This post represents a quick review of the Jupyter multi-outputs
Jupyter notebook extension.
The extension is one of a series of extensions developed by the Japanese National Institute of Informatics (NII) Literate Computing for Reproducible Infrastructure project.
My feeling is that some of these notebook extensions may also be useful in an educational context for supporting teaching and learning activities within Jupyter notebooks, and I’ll try to post additional reviews of some of the other extensions.
So what does the multi-outputs extension offer?
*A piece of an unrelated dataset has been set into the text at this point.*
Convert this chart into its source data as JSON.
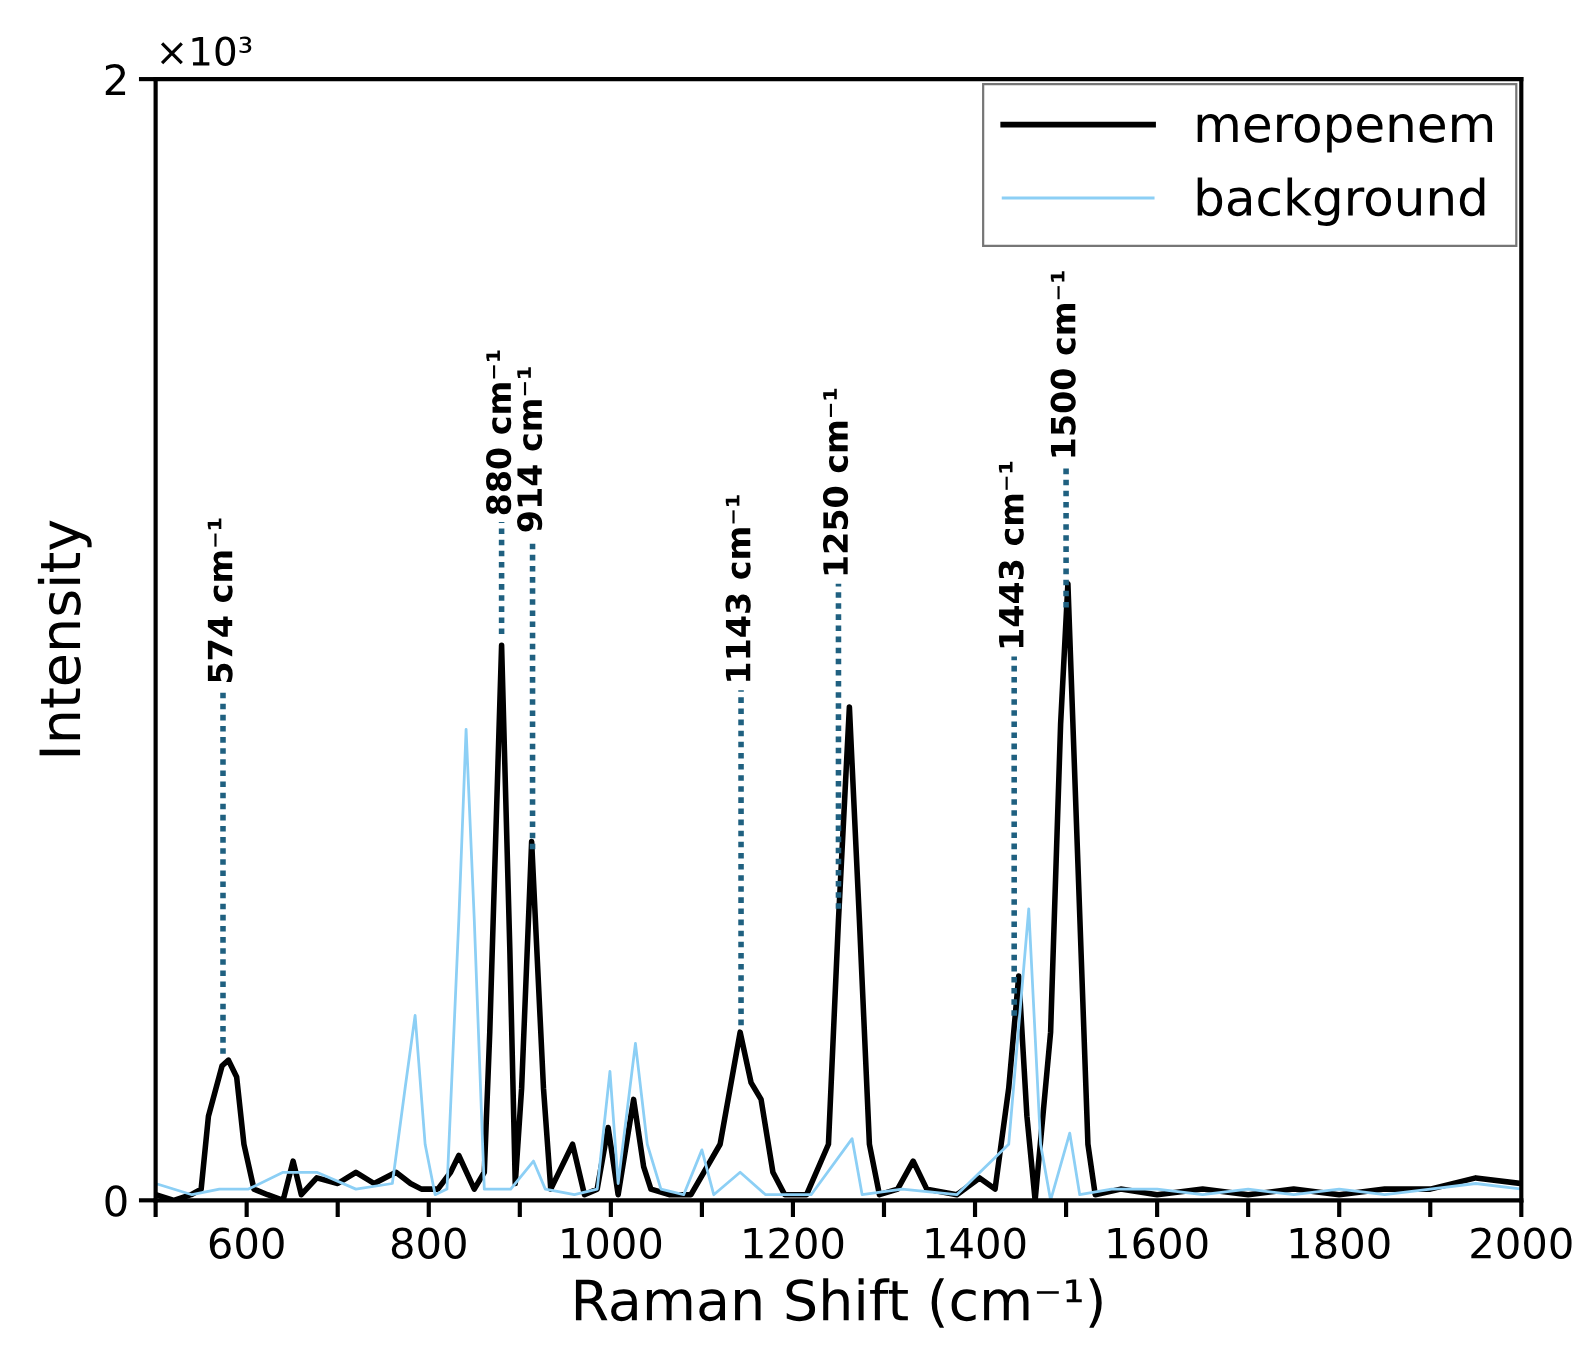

We can also save the output of a cell into a tab identified by the cell execution number. Once the cell is run, click on the pin item in the left hand margin to save that cell output:
The output is saved into a tab numbered according to the cell execution count number. You can now run the cell again:
and click on the previously saved output tab. You may notice that when you select a previous output tab that a left/right arrow “show differences” icon appears:
Click on that output to compare the current and previous outputs:
(I find the graphic display a little confusing, but’s typical for many differs! If you look closely, you may seen green (addition) and red (deletion) highlighting.)
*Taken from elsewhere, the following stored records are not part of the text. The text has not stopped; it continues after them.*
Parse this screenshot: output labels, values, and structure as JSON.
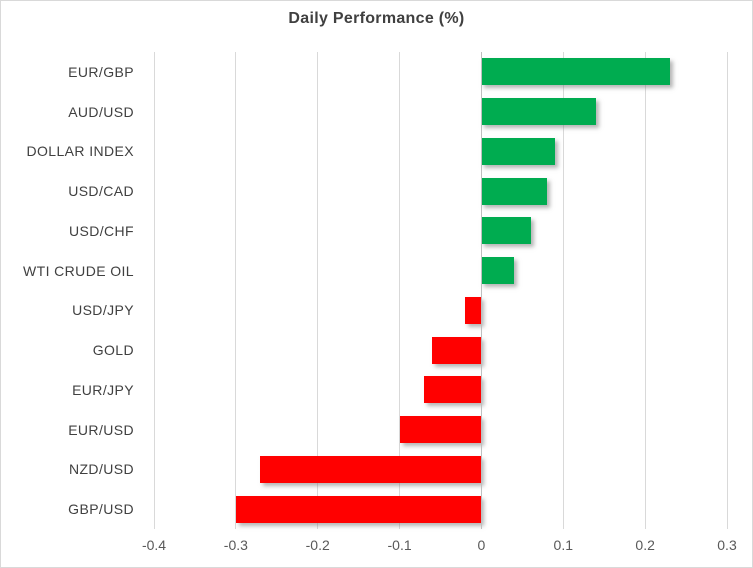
{
  "chart_data": {
    "type": "bar",
    "orientation": "horizontal",
    "title": "Daily Performance (%)",
    "categories": [
      "EUR/GBP",
      "AUD/USD",
      "DOLLAR INDEX",
      "USD/CAD",
      "USD/CHF",
      "WTI CRUDE OIL",
      "USD/JPY",
      "GOLD",
      "EUR/JPY",
      "EUR/USD",
      "NZD/USD",
      "GBP/USD"
    ],
    "values": [
      0.23,
      0.14,
      0.09,
      0.08,
      0.06,
      0.04,
      -0.02,
      -0.06,
      -0.07,
      -0.1,
      -0.27,
      -0.3
    ],
    "xlabel": "",
    "ylabel": "",
    "xlim": [
      -0.4,
      0.3
    ],
    "xticks": [
      -0.4,
      -0.3,
      -0.2,
      -0.1,
      0,
      0.1,
      0.2,
      0.3
    ],
    "xtick_labels": [
      "-0.4",
      "-0.3",
      "-0.2",
      "-0.1",
      "0",
      "0.1",
      "0.2",
      "0.3"
    ],
    "grid": "vertical",
    "legend": "none",
    "colors": {
      "positive": "#00ac50",
      "negative": "#ff0000",
      "gridline": "#d9d9d9",
      "zero_axis": "#bfbfbf",
      "title": "#404040",
      "category_label": "#404040",
      "tick_label": "#595959",
      "border": "#d9d9d9",
      "background": "#ffffff"
    }
  }
}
The differ display also supports simple search (you need to hit Return to register the search term as such.)
The saved output is actually saved as notebook metadata associated with the cell, which means it will persist when the notebook is closed and restarted at a later date.
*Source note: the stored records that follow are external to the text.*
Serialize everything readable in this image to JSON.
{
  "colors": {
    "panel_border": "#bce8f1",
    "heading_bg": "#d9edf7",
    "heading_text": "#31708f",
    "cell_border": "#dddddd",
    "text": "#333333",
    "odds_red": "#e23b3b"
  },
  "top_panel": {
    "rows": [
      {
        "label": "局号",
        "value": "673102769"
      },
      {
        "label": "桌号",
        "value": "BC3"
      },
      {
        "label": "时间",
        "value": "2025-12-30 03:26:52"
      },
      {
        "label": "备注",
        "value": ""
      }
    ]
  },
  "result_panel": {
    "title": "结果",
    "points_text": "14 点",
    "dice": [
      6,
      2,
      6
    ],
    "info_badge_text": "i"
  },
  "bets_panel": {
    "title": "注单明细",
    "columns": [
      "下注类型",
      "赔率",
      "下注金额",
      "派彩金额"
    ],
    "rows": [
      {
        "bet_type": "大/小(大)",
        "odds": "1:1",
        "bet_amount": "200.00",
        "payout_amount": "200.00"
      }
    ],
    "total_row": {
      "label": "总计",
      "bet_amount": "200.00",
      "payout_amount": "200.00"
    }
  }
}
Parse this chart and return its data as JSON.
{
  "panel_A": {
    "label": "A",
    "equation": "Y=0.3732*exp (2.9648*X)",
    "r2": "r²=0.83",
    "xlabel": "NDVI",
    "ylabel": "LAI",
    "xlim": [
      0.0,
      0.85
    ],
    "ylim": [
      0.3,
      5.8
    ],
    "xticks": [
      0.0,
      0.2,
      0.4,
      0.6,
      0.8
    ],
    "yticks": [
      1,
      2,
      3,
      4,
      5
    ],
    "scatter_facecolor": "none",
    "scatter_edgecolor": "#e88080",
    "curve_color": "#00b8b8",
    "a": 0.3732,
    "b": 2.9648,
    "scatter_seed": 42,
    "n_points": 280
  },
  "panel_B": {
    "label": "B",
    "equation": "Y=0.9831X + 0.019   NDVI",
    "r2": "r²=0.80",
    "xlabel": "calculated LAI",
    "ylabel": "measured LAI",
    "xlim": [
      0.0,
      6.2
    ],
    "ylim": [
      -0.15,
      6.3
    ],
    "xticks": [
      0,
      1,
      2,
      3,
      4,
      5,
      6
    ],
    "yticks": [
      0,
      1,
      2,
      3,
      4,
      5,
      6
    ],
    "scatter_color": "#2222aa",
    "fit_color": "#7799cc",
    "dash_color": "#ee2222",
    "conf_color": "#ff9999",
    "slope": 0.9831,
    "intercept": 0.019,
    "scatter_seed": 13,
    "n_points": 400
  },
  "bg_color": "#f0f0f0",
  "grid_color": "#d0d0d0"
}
One of the hacky tools I’ve got in tm351_utils
(which really needs some example notebooks…) is a simple differencing display. I’m not sure if any of the TM351 notebooks I suggested during the last round of revisions that used the differ made it into the finally released notebooks, but it might be worth comparing that approach, of diffing across the outputs of two cells, with this approach, of diffing between two outputs from the same cell run at different times/with different parameters/state.
Config settings appear to be limited to the maximum number of saved / historical tabs per cell:
So, useful? I’ll try to work up some education related examples. (If you have any ideas for some, or have already identified and/or demonstrated some, please let me know via the comments.)